Colors in the store often look different at home because of the changes in light. Rather than running the risk of getting a gallon of paint that you don’t like, try a few sample pots. Samples are an inexpensive way of ensuring you’re making a good choice. Purchase three or four colors that you like. Paint a 1-foot by 1-foot square in each color on your wall. Over several days, watch the colors at different times of day, comparing natural sunlight vs. artificial (fluorescent and incandescent) lighting at night. You’ll often find the color that you were convinced was the perfect one in the store won’t be the one you end up selecting.
Don’t Forget the Ceiling
The ceiling is often overlooked, and the idea of painting it can be intimidating. A general rule of thumb is to paint the ceiling three shades lighter than the walls. It will make the walls feel higher. If you’re trying to create a cozy environment, paint the ceiling a darker color.
If you’re choosing more than one color for a room, try to stay in the same hue, which will make the palette seemed more unified. An easy way to do this is to look at a paint chip with three or four shades of the similar color and work from this palette.
A Pop of Color
If you are painting the walls a light neutral color or a pastel, use ultra-white paint for your trim work and moulding to make the wall color stand out.
The color wheel has thousands of colors to choose from, making the selection process daunting for even the most confident of painters. Here are some general guidelines to follow:
- Paint is generally divided into two groups: bolds and neutrals. Neutrals include pastels, beiges, grays and whites. Bold colors include vibrant reds, greens, pinks, blues, greens and purples.
- Neutrals are generally considered to be a safer choice because they blend with many different décor styles. If want to change your décor later on, you can often keep the same color.
- Love peacock blue or fuchsia, but nervous to paint an entire room of it? Try painting one accent wall or a small space like a hallway or a powder room.
- Light colors can make a small space seem larger. Using a dark paint can help light-colored objects stand out. Repeating a color through several rooms creates a sense of harmony.
An Emotional Response
Studies have shown that room color can affect moods and emotions. Some can create an overall sense of calm, while others are more high energy. Find out the colors that work best in each area of your home.
- Red: Restaurants often use this color because it’s known to increase appetite and conversation. It’s a high-energy color so it works best in areas that you socialize in such as living or dining rooms. Avoid red in the bedroom.
- Orange: This color evokes power and is highly energizing.
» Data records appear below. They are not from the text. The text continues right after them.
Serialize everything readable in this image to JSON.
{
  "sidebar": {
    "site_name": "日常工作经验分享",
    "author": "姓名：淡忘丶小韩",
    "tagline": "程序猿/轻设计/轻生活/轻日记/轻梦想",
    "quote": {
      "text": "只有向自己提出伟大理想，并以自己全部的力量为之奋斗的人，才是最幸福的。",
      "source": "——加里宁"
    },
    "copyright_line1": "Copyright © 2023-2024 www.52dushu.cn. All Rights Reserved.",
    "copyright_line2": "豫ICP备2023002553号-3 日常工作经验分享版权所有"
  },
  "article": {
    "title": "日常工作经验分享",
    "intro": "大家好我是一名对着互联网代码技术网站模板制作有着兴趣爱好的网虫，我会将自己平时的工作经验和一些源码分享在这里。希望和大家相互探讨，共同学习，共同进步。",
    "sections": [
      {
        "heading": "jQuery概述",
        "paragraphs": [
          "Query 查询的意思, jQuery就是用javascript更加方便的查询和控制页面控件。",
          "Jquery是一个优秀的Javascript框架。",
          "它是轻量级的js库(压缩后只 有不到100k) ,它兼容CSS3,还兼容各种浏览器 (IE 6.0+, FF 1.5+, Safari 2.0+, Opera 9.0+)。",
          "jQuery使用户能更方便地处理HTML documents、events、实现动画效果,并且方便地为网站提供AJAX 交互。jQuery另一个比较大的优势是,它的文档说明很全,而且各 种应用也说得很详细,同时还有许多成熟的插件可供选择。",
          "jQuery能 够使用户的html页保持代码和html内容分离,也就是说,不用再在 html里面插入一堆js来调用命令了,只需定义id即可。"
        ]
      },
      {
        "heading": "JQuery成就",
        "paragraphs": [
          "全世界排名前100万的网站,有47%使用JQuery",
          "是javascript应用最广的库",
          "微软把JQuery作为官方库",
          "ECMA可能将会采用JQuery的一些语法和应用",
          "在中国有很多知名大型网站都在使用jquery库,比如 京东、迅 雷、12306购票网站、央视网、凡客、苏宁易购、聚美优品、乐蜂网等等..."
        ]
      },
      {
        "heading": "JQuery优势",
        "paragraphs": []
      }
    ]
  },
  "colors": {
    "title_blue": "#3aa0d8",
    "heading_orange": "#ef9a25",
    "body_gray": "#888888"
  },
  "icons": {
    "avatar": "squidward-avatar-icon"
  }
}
It’s also known to increase appetite, so consider it for a kitchen or dining room. A little goes a long way -- use orange in moderation.
- Yellow: Soft yellows are associated with happiness and warmth, but bright ones can increase frustration and anger. You might want to avoid this color in a nursery because babies have been known to cry more often. You can use it in the kitchen because yellow is also an energizing color.
- Green: Green is a calming, refreshing color and reminds us of nature. Use this color in rooms where you want to relax, such as bedrooms.
- Blue: If you’re trying to create a serene, spa-like environment, consider blue. Like green, it’s a calming color and is also good for bedrooms. Brighter blues increase productivity -- good for an office.
- Purple: This is a color that has long been associated with royalty and wealth. Use it in living or dining rooms to pack a luxurious punch. It’s also thought that it stimulates creativity.
- Brown: Brown is a cozy color and great for living areas where people gather.
- White: White really helps to brighten up a space and creates a sense of cleanliness.
The Finish Cheat Sheet
So you’re standing at the paint counter with the perfect color in hand and the store associate asks you what finish you want. You stare at him blankly, having no idea what’s best. Here’s a cheat sheet to help you confidently make your selection:
- Flat: This finish is typically used on ceilings, bedrooms and living rooms. It’s also good to use on walls that have a lot of imperfections. Flat finishes are easy to touch up, but hard to clean so avoid using them in kitchens and bathrooms.
- Eggshell: This finish has a low sheen and it’s ideal in bedrooms or living rooms. Eggshell marks easily so avoid high-traffic areas like hallways or mudrooms. It’s easy to touch up.
- Satin: It has a silky finish and you can scrub it, so it’s good for areas like kitchens, hallways, bathrooms, children’s rooms and family rooms. Touch-ups are more difficult with satin because of the sheen.
- Semi-gloss: This finish is resistant to humidity so it’s good for kitchens and bathrooms. It’s also good for moulding and woodwork. Semi-gloss is easy to clean, but difficult to touch up.
- Gloss: This finish will show every imperfection so it’s not really used on walls. Consider gloss for woodwork and moulding. Gloss is easy to clean, but difficult to touch up.